Hikmet ehli zatlar buyuruyor ki:
Ehl-i sünnet itikadında olup bu doğru yolun büyüklerini tanımakla, ne kadar şanslı olduğumuzun, ne kadar kıymetli bir nimete kavuştuğumuzun farkında mıyız? Merhum hocamız, (Her bin kişiden biri iman eder. Bu iman edenlerin binde biri Ehl-i sünnet itikadında olur. Bunların binde biri de muhlislerden olur) buyurdu. Yani bu büyükleri sevip onların yolunda ihlâsla dine hizmet edenlerden olur. Bu çok büyük bir nimettir. Dışarısı ateştir. Her taraf imansızlık ve fitne ile doludur. Bu nimetin büyüklüğünün kıymeti ancak âhirette anlaşılır.
Kıyamet ve Âhiret kitabındaki ölüm hâllerini okuyup, ölümü her gün hatırlamaya çalışmalı. İnsan onları okuyup öğrendikten sonra, nasıl yiyip içer? Ama bu nefs öyle mel’un ki, insana beş saniyede unutturur. Ölümü unutmayan insan, melek gibi olur. Bunun çaresi de her fırsatta sâlihlerle görüşmek ve Ehl-i sünnet kitaplarını her gün düzenli okumaya çalışmaktır. Sâlih insanlar bir araya geldiğinde onların hocası çok sevinir, o sevinince onun da hocası sevinir. Bu, silsile yoluyla Peygamber efendimize kadar gider. Allahü teâlâ da, böyle bir araya gelenlerden razı olur.
Ehl-i sünnet âlimlerinin yolu da, kitapları da mutlaka doğrudur. O hâlde, bu yoldaki hizmetlerde, işlerde bir aksama olursa, bu şüphesiz kendi hatamızdandır. Bu da, sormadan yapmaktan veya sorup da kendi aklımıza göre hareket etmekten ileri gelir. Filanın yüzünden oldu, onun hatası var demeden, herkes kendine bakmalı ve kendisini düzeltmeye çalışmalıdır. Yoksa bu işin, hizmetin, yolun kendisinde elbette hata yoktur.

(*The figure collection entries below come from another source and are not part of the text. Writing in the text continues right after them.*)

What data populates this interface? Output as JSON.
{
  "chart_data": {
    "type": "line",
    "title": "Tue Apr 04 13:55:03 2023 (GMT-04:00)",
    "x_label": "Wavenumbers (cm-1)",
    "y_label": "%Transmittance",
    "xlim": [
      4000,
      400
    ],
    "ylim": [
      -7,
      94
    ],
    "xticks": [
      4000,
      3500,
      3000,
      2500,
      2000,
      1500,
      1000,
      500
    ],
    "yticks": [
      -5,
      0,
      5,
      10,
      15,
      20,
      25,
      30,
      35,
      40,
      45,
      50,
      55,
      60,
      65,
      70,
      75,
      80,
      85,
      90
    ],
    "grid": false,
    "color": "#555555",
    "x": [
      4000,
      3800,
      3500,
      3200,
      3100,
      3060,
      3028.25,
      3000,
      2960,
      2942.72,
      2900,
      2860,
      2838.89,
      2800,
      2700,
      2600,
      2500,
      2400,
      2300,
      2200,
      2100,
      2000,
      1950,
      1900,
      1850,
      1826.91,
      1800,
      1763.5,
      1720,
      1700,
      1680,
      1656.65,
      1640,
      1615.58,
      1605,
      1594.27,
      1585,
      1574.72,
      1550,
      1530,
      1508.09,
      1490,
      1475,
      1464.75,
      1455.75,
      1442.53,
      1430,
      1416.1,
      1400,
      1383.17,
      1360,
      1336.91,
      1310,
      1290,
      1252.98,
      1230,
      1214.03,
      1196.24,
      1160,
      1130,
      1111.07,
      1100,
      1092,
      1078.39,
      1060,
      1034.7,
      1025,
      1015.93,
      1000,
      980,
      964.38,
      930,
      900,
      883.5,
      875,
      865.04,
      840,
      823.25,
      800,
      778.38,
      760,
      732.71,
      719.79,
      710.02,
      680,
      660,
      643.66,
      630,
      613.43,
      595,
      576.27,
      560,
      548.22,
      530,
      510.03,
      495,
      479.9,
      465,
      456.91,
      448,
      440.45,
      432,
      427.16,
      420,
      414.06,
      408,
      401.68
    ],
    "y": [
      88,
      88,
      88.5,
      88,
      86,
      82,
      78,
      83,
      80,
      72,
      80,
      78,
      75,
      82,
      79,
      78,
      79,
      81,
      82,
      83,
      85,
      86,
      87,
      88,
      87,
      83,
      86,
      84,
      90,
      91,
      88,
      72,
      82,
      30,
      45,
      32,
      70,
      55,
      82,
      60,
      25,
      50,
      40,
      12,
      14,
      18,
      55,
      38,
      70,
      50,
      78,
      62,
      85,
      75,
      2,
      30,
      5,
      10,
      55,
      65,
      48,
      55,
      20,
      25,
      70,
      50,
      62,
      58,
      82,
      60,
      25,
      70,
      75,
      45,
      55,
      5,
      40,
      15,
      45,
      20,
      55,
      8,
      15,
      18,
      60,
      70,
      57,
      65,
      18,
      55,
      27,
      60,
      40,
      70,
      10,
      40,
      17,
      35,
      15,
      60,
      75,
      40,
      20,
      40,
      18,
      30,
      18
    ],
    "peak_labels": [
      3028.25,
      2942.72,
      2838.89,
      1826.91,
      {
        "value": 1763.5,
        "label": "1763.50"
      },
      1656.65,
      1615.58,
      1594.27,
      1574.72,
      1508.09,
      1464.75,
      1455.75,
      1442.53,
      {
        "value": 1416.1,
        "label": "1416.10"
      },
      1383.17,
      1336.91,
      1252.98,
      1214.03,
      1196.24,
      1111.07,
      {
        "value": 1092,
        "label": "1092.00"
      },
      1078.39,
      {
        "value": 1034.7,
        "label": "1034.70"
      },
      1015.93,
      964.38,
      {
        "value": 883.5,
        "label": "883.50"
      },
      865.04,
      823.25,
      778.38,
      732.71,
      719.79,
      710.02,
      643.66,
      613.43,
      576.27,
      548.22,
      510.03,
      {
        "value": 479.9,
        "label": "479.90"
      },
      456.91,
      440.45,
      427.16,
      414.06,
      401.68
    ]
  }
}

Seyyid Abdülhakîm Arvâsî hazretleri, (Sormadan iş yapmamalı. Soracak yer bulamayan, bir ağaca sarık sarıp da ona sormalı. Allahü teâlâ kalbine doğruyu bildirir) buyurmuştur... Bir zat, her gün camiye giderken gençlere, (Evladım, cami ne tarafta?) dermiş. Bir gün gençler, (Amca, sen bizimle alay mı ediyorsun? Neden her gün gittiğin camiyi bize soruyorsun?) demişler. O zat, (Caminin yerini biliyorum. Her sorduğumda nefsim eziliyor. O alçak nefsi ezmek, 'ben' dememek, kendi aklıma göre hareket etmemek ve her zaman danışarak iş yapmak için size soruyorum) diye cevap vermiş. İşte bunun için, büyüklerimizle istişare etmeden bir işe kalkışmamalı. Onlara sorarken de, verilecek cevaba razı olarak, pazarlıksız sormalı ve gelen cevaba da tam uymalıdır.